- Born: Lelia Kym Carter Begel March 12, 1964 (age 61) Inglewood, California
- Occupation: Heptathlete

= Kym Carter =

American heptathlete

Lelia Kym Carter Begel (born March 12, 1964, in Inglewood, California), also known as Kym Carter, is a former heptathlete from the United States, representing her native country at the 1992 Summer Olympics in Barcelona, Spain. There she finished in eleventh place.

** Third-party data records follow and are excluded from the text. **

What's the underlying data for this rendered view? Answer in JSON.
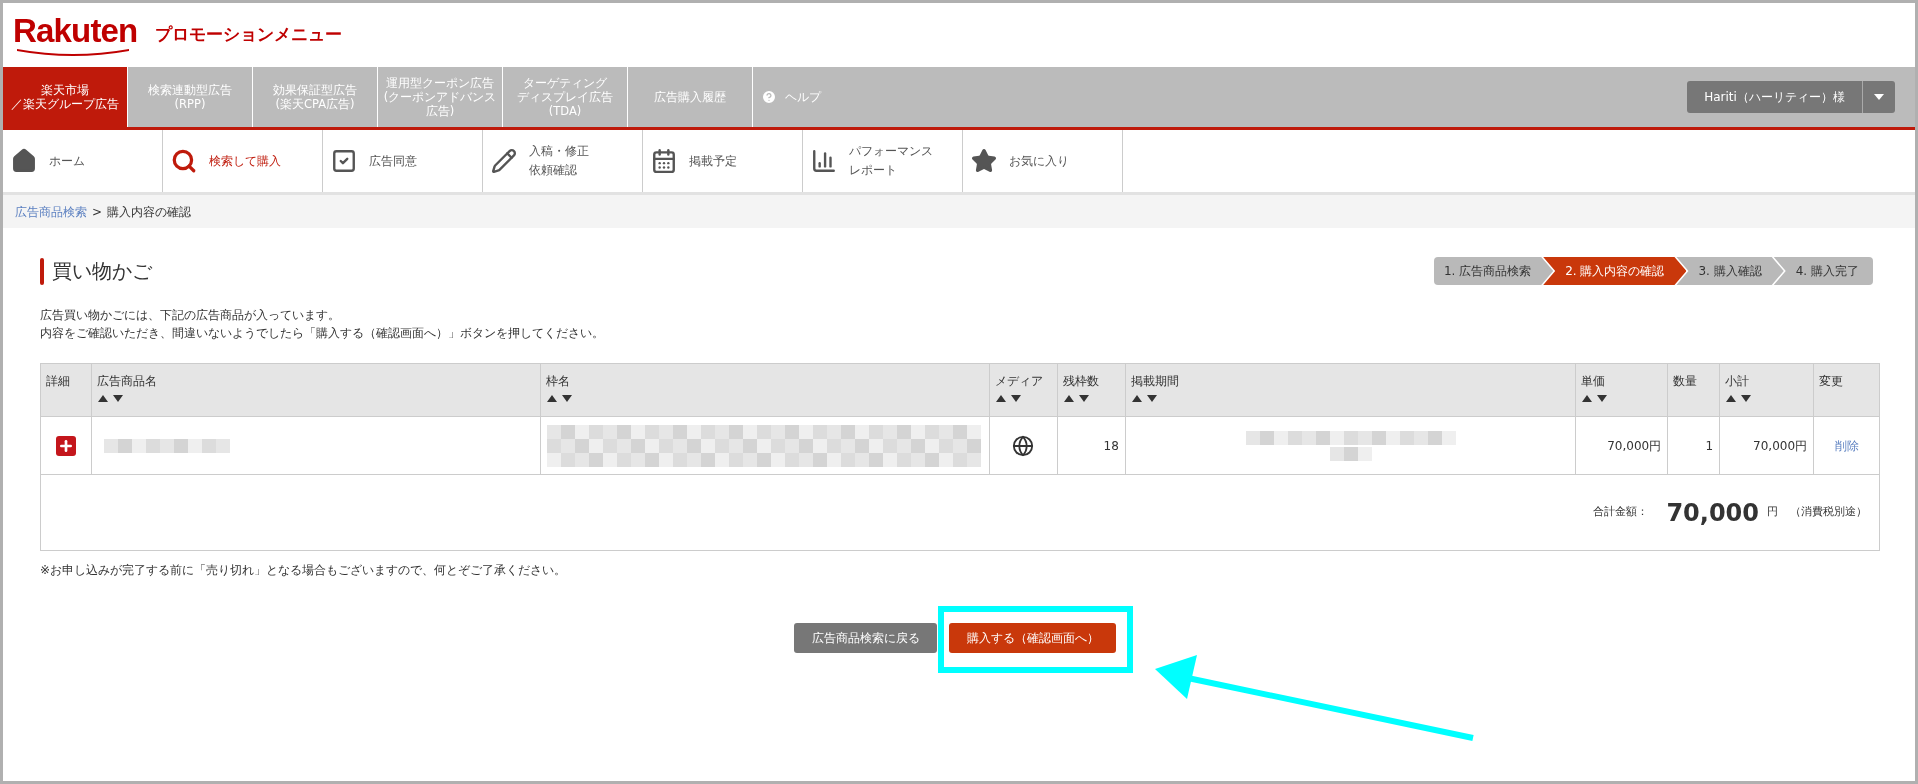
{
  "header": {
    "logo": "Rakuten",
    "title": "プロモーションメニュー"
  },
  "top_tabs": [
    {
      "lines": [
        "楽天市場",
        "／楽天グループ広告"
      ],
      "selected": true
    },
    {
      "lines": [
        "検索連動型広告",
        "(RPP)"
      ],
      "selected": false
    },
    {
      "lines": [
        "効果保証型広告",
        "(楽天CPA広告)"
      ],
      "selected": false
    },
    {
      "lines": [
        "運用型クーポン広告",
        "(クーポンアドバンス",
        "広告)"
      ],
      "selected": false
    },
    {
      "lines": [
        "ターゲティング",
        "ディスプレイ広告",
        "(TDA)"
      ],
      "selected": false
    },
    {
      "lines": [
        "広告購入履歴"
      ],
      "selected": false
    }
  ],
  "help": "ヘルプ",
  "user_menu": "Hariti（ハーリティー）様",
  "sub_nav": [
    {
      "lines": [
        "ホーム"
      ],
      "selected": false
    },
    {
      "lines": [
        "検索して購入"
      ],
      "selected": true
    },
    {
      "lines": [
        "広告同意"
      ],
      "selected": false
    },
    {
      "lines": [
        "入稿・修正",
        "依頼確認"
      ],
      "selected": false
    },
    {
      "lines": [
        "掲載予定"
      ],
      "selected": false
    },
    {
      "lines": [
        "パフォーマンス",
        "レポート"
      ],
      "selected": false
    },
    {
      "lines": [
        "お気に入り"
      ],
      "selected": false
    }
  ],
  "breadcrumb": {
    "link": "広告商品検索",
    "separator": ">",
    "current": "購入内容の確認"
  },
  "page_title": "買い物かご",
  "steps": [
    {
      "label": "1. 広告商品検索",
      "selected": false
    },
    {
      "label": "2. 購入内容の確認",
      "selected": true
    },
    {
      "label": "3. 購入確認",
      "selected": false
    },
    {
      "label": "4. 購入完了",
      "selected": false
    }
  ],
  "intro": [
    "広告買い物かごには、下記の広告商品が入っています。",
    "内容をご確認いただき、間違いないようでしたら「購入する（確認画面へ）」ボタンを押してください。"
  ],
  "table": {
    "columns": [
      {
        "label": "詳細",
        "sortable": false
      },
      {
        "label": "広告商品名",
        "sortable": true
      },
      {
        "label": "枠名",
        "sortable": true
      },
      {
        "label": "メディア",
        "sortable": true
      },
      {
        "label": "残枠数",
        "sortable": true
      },
      {
        "label": "掲載期間",
        "sortable": true
      },
      {
        "label": "単価",
        "sortable": true
      },
      {
        "label": "数量",
        "sortable": false
      },
      {
        "label": "小計",
        "sortable": true
      },
      {
        "label": "変更",
        "sortable": false
      }
    ],
    "rows": [
      {
        "remaining": "18",
        "unit_price": "70,000円",
        "quantity": "1",
        "subtotal": "70,000円",
        "action": "削除"
      }
    ],
    "total": {
      "label": "合計金額：",
      "amount": "70,000",
      "unit": "円",
      "note": "（消費税別途）"
    }
  },
  "notice": "※お申し込みが完了する前に「売り切れ」となる場合もございますので、何とぞご了承ください。",
  "buttons": [
    {
      "label": "広告商品検索に戻る",
      "kind": "secondary"
    },
    {
      "label": "購入する（確認画面へ）",
      "kind": "primary"
    }
  ]
}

Carter is the Carl Lewis Foundation's executive director and a board member of Sound Body Sound Mind, a program to increase physical fitness in high schools. She is the mother of twins.

==Education==
- Wichita High School East, class of 1982
- University of Houston
- Louisiana State University

==Corporate sponsors==
- Nike, Inc.
- Reebok

==IAAF World Indoor Championships==
- Silver medal in the pentathlon at the 1995 IAAF World Indoor Championships
- Bronze medal in the pentathlon at the 1997 IAAF World Indoor Championships

==Notable achievements==
In 1993, she earned her first World Ranking (No. 8) in the heptathlon and ended the season ranked number 1. It was the first time since 1985 that another American outranked Jackie Joyner-Kersee in the multi except for 1989 when Joyner-Kersee didn't compete.

In 1982, while at Wichita East High School (the same high school as national record holder in the mile, Jim Ryun, she set the NFHS national high school record in the high jump at 6' 2 1/4". The record lasted for three years.